Wladimir Putin versucht, die europäische Ordnung neu zu gestalten und seinen Einflussbereich auszuweiten. Jetzt bitten der ukrainische Präsident und sein Land, das von russischen Panzern und Raketen belagert wird, Europa, seine Tore zu öffnen.

Können wir es uns wirklich erlauben, mit „wir reden in ein paar Jahren“ zu antworten?

Außergewöhnliche Zeiten erfordern außergewöhnliche Visionen und Mut. In den letzten Tagen wurden in atemberaubendem Tempo eine Reihe von Tabus gebrochen.

Für unsere eigene Sicherheit, unsere Freiheit und unseren Wohlstand müssen wir den Mut aufbringen, ein weiteres Tabu zu brechen. Die EU-Erweiterung war wohl das erfolgreichste „Soft Power“-Instrument zur Sicherung von Frieden und Stabilität auf unserem Kontinent.

Es ist dem Mut und der Weitsicht der europäischen Staats- und Regierungschefs der frühen neunziger Jahre zu verdanken, dass Länder wie Polen, Rumänien, Litauen oder Ungarn heute in der Lage und bereit sind, Flüchtlinge aufzunehmen, sich an den Sanktionen gegen Russland zu beteiligen und unser aller Interessen zu verteidigen.
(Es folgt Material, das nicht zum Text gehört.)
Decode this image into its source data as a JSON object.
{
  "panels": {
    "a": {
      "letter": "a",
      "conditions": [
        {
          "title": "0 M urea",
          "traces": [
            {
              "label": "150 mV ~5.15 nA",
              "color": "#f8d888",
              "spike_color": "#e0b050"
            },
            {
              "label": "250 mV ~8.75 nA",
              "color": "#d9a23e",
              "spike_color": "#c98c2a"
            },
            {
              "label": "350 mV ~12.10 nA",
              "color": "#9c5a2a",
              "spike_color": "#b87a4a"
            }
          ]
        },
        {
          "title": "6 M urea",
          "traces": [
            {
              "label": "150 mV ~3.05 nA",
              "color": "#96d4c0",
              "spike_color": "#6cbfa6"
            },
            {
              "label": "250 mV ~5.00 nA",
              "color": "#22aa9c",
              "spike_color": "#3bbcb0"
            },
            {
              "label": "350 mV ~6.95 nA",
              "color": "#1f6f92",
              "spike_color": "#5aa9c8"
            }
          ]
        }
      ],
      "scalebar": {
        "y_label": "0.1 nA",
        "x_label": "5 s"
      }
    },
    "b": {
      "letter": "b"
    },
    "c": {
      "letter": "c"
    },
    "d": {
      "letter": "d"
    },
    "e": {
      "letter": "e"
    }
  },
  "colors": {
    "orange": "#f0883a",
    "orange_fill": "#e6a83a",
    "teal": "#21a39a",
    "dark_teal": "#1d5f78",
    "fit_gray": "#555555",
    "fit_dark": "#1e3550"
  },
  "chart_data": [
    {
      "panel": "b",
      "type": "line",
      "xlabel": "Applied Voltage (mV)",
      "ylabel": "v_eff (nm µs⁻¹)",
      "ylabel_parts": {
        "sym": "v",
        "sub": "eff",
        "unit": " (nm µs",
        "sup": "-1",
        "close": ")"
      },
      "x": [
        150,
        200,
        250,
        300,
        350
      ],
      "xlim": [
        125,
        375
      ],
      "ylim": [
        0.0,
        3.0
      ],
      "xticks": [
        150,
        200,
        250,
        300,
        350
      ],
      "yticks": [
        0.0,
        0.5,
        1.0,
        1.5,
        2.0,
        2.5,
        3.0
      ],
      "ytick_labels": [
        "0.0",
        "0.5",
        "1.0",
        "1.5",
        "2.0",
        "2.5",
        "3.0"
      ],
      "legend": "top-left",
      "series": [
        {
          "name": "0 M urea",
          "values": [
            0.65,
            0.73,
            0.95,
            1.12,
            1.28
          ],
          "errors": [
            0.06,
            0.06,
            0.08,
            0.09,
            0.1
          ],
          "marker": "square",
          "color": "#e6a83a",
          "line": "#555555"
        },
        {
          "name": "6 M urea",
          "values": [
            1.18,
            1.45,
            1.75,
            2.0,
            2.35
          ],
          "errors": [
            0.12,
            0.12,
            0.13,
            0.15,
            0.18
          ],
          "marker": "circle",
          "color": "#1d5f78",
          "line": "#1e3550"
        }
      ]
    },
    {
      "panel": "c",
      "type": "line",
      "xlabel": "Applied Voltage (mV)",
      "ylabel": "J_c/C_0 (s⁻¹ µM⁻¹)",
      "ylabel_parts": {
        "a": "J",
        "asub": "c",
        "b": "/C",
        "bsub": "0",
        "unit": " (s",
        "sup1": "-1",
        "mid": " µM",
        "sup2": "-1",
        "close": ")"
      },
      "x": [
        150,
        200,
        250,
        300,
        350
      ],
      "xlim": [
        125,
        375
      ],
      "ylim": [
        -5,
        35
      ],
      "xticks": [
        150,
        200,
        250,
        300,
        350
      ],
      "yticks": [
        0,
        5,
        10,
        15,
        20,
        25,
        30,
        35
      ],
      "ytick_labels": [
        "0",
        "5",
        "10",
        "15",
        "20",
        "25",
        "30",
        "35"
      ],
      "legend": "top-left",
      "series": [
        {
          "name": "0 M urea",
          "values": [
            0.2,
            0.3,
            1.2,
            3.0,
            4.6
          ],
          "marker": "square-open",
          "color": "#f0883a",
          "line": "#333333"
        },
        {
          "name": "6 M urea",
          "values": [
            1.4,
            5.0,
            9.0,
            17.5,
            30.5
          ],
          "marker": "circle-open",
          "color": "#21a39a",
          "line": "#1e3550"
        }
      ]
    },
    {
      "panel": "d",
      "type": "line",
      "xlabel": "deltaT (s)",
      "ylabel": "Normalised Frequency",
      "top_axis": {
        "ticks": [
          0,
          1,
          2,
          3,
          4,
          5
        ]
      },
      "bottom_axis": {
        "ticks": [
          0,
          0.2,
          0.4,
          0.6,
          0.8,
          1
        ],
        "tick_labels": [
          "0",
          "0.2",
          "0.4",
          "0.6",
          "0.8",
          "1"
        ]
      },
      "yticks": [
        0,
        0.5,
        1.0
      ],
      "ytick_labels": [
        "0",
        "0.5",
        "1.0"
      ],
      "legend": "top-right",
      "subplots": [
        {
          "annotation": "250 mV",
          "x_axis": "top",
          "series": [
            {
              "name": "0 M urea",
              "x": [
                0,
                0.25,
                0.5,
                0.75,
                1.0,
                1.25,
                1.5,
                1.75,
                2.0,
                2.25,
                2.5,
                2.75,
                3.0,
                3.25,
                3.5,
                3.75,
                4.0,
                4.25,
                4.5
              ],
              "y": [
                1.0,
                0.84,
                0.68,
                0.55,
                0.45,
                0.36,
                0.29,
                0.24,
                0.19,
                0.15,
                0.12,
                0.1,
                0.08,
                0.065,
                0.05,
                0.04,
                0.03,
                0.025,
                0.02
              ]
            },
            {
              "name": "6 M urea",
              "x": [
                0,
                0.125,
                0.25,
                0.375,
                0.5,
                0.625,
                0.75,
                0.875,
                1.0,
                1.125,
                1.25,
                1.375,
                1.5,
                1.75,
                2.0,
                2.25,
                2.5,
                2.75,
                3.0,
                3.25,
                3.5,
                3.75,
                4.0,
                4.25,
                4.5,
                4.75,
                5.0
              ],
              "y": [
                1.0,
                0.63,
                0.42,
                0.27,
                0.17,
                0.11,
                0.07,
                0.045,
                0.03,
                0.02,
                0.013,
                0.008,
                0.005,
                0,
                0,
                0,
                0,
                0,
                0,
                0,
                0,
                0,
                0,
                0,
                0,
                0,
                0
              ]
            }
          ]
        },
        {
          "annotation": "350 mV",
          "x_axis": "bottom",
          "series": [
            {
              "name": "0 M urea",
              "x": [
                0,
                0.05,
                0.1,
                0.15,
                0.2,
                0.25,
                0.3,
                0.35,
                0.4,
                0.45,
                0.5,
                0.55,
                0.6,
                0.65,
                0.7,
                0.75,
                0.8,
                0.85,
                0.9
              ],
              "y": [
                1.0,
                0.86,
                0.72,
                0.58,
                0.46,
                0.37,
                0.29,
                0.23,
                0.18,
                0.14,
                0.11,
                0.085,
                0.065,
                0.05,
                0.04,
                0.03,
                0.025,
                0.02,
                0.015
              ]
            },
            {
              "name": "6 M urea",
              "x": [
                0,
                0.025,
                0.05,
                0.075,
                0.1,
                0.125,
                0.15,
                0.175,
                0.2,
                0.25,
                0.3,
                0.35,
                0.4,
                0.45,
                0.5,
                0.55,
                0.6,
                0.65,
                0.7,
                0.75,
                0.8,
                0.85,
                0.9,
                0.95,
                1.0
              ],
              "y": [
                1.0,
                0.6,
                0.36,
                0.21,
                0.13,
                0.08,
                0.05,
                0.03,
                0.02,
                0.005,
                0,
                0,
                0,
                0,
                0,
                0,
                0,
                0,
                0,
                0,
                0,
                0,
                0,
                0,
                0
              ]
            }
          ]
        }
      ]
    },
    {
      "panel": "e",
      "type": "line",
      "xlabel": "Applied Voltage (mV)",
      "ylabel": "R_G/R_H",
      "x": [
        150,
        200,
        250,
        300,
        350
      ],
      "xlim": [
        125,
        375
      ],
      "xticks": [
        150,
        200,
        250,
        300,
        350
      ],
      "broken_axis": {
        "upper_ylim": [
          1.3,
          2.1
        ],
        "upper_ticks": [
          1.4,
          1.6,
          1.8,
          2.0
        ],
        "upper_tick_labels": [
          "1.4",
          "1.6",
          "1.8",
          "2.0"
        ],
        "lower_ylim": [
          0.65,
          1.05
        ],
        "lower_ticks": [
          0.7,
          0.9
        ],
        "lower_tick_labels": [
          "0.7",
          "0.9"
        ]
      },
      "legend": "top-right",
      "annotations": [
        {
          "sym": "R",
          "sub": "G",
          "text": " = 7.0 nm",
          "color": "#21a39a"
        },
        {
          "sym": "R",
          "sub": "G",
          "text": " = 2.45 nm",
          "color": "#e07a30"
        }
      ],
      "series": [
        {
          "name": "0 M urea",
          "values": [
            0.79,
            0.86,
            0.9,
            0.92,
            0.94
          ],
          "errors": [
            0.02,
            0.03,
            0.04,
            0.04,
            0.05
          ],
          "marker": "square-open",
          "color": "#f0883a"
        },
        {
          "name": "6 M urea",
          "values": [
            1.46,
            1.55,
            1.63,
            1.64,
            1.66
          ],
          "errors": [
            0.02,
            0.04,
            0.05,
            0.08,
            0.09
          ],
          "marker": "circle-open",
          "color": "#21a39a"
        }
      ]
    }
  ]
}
Nie mehr als in dieser Woche wird deutlich, dass „Soft Power“ in der Praxis sehr wohl „Hard Power“ ist. Der große Sprung ins Ungewisse und die Bündelung der Kräfte auf dem europäischen Kontinent haben sich immer ausgezahlt.

Wir müssen den Schwung mitnehmen und unsere Union größer, stärker und geeinter gestalten. Die künftigen Generationen werden erheblich davon profitieren.

*Sophie In ‚t Veld, Renew Europe MdEP, Petras Auštrevičius, Renew Europe MdEP, Michal Šimečka, Renew Europe MdEP, Ilhan Kyuchyuk, Renew Europe MdEP, Dragoș Tudorache, Renew Europe MdEP.